Students Staff

Understanding employability

The term ‘employability’ has been around for over 100 years, and, as you might expect, has a number of definitions.


Perhaps the most well regarded definition in the UK HE sector is from the Higher Education Academy: “a set of skills, knowledge and personal attributes that make an individual more likely to secure and be successful in their chosen occupation(s) to the benefit of themselves, the workforce, the community and the economy.”

One of the important aspects of employability, though, is that being employable doesn’t guarantee success, but arguably does make it more likely.

Success factors

What factors make a student more likely to be successful in the labour market? Fugate et al (2004) investigated three:

  • career identity
  • personal adaptability
  • social and human capital

Blasko et al (2002) identified a range of inputs that were associated with successful graduate employment outcome, including:

  • work experience
  • extra-curricular activities
  • overseas experiences
  • early job search
  • understanding job search techniques

Our Employability Strategy aims to address all of these factors.

Perhaps the most comprehensive characterisation of employability is the CareerEDGE model developed by Dacre and Sewell (2007).
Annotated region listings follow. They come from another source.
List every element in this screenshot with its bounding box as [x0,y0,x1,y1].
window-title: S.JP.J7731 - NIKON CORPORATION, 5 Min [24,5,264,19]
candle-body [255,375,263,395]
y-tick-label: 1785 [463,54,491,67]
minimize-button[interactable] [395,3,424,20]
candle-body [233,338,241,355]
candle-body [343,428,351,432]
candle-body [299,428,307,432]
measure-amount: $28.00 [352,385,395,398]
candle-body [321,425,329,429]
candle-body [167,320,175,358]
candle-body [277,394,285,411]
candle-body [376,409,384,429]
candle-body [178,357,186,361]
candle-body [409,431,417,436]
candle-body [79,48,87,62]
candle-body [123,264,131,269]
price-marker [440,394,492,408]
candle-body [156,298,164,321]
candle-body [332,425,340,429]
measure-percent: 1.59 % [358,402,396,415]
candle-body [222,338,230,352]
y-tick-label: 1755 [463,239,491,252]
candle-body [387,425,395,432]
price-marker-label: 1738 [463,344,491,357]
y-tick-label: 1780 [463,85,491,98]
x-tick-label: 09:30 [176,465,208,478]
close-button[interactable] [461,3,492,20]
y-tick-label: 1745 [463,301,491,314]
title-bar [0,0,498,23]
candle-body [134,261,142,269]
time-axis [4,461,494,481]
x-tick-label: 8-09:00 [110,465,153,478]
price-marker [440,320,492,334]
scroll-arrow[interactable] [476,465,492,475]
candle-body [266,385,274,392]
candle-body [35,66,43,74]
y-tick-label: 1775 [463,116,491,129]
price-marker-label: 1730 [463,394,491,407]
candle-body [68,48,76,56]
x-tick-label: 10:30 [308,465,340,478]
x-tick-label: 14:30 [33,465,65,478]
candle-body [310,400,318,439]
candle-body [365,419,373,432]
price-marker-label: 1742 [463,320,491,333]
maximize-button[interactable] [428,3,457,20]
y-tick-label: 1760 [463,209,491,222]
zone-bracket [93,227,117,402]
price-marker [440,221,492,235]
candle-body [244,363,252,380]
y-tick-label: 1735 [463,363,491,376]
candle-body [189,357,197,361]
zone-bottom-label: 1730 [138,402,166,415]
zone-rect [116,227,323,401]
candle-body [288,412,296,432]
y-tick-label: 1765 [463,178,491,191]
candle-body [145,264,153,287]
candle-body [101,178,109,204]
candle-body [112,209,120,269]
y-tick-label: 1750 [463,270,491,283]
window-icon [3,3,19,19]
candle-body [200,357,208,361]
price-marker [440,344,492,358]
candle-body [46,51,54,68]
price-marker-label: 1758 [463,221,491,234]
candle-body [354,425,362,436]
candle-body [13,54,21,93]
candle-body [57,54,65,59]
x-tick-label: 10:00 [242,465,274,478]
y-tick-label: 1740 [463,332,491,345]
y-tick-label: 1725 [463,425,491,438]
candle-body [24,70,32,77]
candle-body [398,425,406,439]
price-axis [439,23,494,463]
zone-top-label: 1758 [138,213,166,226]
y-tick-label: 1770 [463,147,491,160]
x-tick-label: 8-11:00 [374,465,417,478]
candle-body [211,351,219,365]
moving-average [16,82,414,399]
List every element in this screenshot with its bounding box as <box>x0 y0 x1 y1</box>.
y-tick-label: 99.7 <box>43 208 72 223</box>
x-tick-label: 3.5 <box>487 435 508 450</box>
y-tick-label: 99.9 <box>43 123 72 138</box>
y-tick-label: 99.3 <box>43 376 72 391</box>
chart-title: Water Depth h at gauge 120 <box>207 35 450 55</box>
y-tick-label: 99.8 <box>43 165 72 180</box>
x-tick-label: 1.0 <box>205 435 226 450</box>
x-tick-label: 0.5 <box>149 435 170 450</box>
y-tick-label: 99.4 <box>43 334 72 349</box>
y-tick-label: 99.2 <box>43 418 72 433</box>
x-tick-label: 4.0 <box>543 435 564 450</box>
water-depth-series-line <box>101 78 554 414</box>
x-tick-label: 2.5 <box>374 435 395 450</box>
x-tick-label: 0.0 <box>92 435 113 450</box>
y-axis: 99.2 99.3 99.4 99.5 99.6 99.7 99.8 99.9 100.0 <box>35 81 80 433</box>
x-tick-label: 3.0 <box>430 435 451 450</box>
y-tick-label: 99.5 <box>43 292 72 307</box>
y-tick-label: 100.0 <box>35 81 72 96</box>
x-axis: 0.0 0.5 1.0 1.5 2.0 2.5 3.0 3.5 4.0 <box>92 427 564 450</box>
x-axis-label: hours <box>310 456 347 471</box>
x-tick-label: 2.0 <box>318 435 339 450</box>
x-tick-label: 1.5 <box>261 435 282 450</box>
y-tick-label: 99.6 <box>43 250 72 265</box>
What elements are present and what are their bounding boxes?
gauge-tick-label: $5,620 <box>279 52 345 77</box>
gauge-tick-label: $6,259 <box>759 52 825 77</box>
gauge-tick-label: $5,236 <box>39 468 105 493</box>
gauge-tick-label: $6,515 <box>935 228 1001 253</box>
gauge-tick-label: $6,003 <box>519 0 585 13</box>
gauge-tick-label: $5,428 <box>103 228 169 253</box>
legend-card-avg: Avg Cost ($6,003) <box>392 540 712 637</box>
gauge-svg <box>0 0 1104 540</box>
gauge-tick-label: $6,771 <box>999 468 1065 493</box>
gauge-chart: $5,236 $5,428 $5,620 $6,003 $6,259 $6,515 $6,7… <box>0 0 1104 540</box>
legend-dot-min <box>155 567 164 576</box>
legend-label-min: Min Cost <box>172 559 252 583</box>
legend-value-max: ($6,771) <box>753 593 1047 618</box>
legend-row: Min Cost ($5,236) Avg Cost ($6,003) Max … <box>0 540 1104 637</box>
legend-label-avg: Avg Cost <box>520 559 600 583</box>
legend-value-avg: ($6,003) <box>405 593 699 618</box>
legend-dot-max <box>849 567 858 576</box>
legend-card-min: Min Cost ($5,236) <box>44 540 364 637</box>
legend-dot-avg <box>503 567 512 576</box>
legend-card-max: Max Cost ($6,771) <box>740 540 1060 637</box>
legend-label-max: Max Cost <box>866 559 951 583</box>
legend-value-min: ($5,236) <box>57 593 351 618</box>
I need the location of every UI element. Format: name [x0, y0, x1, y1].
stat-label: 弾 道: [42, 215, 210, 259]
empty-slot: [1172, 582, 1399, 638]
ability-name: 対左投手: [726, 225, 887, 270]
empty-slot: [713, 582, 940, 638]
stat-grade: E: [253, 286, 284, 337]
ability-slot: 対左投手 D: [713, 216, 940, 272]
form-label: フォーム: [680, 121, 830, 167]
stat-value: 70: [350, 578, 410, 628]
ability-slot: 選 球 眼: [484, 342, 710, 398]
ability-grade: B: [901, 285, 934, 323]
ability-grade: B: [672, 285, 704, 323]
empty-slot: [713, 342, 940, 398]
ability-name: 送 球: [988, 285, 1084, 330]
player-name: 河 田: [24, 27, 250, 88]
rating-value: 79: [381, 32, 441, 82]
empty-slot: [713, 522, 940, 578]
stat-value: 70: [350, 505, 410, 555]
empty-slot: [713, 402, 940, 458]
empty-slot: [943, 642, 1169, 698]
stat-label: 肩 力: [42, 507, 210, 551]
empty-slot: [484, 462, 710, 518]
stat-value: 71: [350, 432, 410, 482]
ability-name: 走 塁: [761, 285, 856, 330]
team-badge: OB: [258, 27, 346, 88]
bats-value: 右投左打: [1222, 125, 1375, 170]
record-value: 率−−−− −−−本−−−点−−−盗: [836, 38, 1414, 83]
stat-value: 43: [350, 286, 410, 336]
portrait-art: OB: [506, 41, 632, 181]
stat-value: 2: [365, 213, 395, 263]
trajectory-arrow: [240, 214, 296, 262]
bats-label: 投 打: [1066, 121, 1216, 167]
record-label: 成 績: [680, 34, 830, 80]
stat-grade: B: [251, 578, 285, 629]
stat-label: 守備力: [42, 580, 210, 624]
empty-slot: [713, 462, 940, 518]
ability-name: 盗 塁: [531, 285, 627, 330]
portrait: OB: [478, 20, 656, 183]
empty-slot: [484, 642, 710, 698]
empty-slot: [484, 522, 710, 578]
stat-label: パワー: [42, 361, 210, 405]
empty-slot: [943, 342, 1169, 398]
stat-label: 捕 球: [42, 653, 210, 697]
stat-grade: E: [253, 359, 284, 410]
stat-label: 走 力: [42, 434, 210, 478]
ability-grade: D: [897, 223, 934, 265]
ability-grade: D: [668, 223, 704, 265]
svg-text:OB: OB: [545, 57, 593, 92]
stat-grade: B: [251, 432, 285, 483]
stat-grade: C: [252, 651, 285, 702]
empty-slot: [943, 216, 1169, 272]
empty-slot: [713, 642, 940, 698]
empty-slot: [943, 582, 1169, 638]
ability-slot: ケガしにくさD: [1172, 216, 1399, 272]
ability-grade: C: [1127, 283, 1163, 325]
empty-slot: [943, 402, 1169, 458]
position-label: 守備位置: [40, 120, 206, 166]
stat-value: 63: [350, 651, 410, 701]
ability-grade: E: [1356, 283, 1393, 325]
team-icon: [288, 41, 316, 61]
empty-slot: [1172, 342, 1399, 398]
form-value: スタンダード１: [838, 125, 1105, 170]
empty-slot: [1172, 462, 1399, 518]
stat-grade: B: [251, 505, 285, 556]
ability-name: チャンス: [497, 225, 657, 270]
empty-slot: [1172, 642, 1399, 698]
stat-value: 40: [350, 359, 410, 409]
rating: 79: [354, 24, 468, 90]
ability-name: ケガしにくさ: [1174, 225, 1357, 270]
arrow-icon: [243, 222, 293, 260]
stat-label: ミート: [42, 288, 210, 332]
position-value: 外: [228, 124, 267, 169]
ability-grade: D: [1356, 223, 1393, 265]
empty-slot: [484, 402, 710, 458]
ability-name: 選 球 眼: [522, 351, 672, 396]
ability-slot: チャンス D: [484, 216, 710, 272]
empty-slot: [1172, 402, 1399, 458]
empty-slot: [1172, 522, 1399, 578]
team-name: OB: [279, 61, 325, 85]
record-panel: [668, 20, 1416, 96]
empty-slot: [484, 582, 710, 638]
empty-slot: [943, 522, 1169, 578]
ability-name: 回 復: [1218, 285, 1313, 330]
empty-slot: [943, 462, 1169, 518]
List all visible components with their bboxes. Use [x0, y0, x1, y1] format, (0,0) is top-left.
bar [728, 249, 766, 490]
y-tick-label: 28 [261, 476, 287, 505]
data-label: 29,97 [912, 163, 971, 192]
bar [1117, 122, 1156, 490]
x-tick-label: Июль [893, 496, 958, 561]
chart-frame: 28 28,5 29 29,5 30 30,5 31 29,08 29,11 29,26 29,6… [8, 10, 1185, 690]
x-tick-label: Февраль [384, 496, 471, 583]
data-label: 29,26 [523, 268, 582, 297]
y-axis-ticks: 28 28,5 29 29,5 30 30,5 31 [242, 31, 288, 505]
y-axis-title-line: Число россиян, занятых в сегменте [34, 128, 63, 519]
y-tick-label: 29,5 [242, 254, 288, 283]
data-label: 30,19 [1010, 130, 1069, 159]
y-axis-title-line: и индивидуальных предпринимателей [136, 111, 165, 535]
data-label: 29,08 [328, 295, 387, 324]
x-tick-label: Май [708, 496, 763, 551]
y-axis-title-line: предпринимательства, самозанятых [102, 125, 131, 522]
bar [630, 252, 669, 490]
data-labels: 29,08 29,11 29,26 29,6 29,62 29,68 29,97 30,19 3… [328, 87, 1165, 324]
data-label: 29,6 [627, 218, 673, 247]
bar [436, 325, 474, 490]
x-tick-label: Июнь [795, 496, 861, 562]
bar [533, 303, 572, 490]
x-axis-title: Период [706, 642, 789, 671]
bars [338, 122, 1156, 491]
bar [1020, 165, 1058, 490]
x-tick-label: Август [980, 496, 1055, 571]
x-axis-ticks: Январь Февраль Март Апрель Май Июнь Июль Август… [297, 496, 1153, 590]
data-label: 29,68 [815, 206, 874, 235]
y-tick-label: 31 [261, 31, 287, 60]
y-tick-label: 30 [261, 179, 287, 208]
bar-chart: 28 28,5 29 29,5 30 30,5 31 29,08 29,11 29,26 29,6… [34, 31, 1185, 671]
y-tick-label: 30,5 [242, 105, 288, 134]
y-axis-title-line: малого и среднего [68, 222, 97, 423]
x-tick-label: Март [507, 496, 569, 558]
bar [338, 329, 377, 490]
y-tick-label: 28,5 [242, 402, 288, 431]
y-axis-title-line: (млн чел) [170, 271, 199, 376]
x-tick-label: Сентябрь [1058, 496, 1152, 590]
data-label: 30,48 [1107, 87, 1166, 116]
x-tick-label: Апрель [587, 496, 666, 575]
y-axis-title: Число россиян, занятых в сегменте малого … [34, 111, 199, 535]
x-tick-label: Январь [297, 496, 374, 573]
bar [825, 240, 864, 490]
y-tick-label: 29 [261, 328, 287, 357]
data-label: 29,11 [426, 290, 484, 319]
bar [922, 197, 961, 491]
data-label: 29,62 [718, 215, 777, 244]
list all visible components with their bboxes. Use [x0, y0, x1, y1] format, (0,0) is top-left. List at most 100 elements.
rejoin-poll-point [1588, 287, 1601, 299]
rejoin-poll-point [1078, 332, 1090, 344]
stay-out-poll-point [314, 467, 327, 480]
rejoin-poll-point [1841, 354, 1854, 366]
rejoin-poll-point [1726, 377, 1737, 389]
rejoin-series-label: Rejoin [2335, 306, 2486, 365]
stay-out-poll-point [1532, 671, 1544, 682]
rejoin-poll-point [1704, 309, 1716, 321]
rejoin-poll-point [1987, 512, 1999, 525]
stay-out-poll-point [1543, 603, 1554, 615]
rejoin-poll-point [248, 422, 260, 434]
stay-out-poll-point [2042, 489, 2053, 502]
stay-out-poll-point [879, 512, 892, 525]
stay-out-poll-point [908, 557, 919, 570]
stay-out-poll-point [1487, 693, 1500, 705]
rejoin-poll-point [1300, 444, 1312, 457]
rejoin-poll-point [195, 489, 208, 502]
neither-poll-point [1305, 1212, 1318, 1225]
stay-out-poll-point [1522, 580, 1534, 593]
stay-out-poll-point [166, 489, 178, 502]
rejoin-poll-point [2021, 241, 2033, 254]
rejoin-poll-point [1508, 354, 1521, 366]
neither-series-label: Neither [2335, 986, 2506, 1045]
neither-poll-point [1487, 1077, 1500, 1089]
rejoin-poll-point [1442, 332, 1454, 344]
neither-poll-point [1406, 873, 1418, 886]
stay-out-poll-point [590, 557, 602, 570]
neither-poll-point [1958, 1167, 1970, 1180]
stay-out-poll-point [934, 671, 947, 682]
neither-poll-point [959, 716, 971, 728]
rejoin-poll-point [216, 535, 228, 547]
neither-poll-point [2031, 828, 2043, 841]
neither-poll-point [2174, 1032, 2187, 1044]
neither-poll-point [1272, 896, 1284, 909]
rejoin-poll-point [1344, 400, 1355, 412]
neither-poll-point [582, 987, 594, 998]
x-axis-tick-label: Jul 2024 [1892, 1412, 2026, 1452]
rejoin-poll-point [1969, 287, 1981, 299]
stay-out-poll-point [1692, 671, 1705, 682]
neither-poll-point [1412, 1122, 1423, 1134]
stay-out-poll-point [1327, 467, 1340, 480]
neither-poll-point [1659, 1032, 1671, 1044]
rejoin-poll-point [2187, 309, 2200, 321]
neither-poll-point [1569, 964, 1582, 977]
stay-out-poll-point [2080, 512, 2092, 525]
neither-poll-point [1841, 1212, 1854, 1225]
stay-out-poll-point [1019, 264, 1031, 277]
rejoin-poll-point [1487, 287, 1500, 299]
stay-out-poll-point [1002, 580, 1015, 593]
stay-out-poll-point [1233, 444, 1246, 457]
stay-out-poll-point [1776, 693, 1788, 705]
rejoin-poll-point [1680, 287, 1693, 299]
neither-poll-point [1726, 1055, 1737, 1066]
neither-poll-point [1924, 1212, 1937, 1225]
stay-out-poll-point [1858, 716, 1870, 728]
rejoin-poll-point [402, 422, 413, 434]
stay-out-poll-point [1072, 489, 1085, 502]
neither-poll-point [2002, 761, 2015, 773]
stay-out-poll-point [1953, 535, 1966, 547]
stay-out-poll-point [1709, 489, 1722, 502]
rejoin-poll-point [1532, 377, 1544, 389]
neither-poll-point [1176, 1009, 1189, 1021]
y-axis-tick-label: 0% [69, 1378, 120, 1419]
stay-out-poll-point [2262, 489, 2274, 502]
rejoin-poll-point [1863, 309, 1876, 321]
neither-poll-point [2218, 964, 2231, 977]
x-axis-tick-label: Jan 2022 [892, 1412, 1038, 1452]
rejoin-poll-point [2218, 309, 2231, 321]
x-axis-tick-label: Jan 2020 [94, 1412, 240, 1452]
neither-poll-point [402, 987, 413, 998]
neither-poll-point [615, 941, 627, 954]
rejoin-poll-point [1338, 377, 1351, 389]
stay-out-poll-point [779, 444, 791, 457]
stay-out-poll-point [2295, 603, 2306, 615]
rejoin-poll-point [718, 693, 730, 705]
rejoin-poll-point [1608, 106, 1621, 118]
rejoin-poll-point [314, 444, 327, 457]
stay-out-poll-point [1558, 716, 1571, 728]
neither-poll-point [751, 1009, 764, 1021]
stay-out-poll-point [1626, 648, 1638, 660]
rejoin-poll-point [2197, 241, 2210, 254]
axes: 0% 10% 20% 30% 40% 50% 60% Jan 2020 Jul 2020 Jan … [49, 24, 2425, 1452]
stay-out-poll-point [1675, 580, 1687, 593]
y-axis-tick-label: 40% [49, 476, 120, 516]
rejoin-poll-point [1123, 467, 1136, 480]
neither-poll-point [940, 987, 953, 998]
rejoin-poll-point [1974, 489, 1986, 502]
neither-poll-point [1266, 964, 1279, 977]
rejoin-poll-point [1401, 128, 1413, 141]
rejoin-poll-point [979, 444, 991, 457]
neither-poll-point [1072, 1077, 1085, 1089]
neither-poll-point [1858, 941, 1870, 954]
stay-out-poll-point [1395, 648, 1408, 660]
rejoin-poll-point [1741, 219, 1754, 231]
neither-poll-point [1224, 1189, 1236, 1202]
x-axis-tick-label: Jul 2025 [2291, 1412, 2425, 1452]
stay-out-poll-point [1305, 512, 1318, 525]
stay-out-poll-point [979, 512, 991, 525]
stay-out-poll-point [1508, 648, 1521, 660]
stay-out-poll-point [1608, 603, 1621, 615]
Drawing on a wide range of research, they conclude that employability is affected by nine distinct factors:

  • career development learning
  • work and life experience
  • degree knowledge
  • generic skills
  • emotional intelligence
  • reflection and evaluation
  • self-efficacy
  • self-confidence
  • self-esteem

So, employability is much more than a set of ‘transferable skills’ and knowing how to write a good CV!

Employability coincides with a range of desirable characteristics and capabilities that arguably any student should acquire as they mature intellectually and socially. In becoming employable, students also become more able to take control of their lives, gain a sense of direction and are better equipped to enter the wider community as confident individuals.

Many activities that promote employability such as work placements, peer assessment, group projects, case studies and problem based learning also help enrich subject learning. Using challenges and issues drawn from the world of work often helps bring disciplines alive and enhances student engagement in their academic work.

As well as wanting our graduates to be successful in their future careers, contribute positively to the world and make full use of their Essex education, our employability statistics are used by many as an indicator of how successful we are as an institution. For example, most newspaper league tables (which prospective students and their parents pay attention to) are formed, in part, by our employability statistics.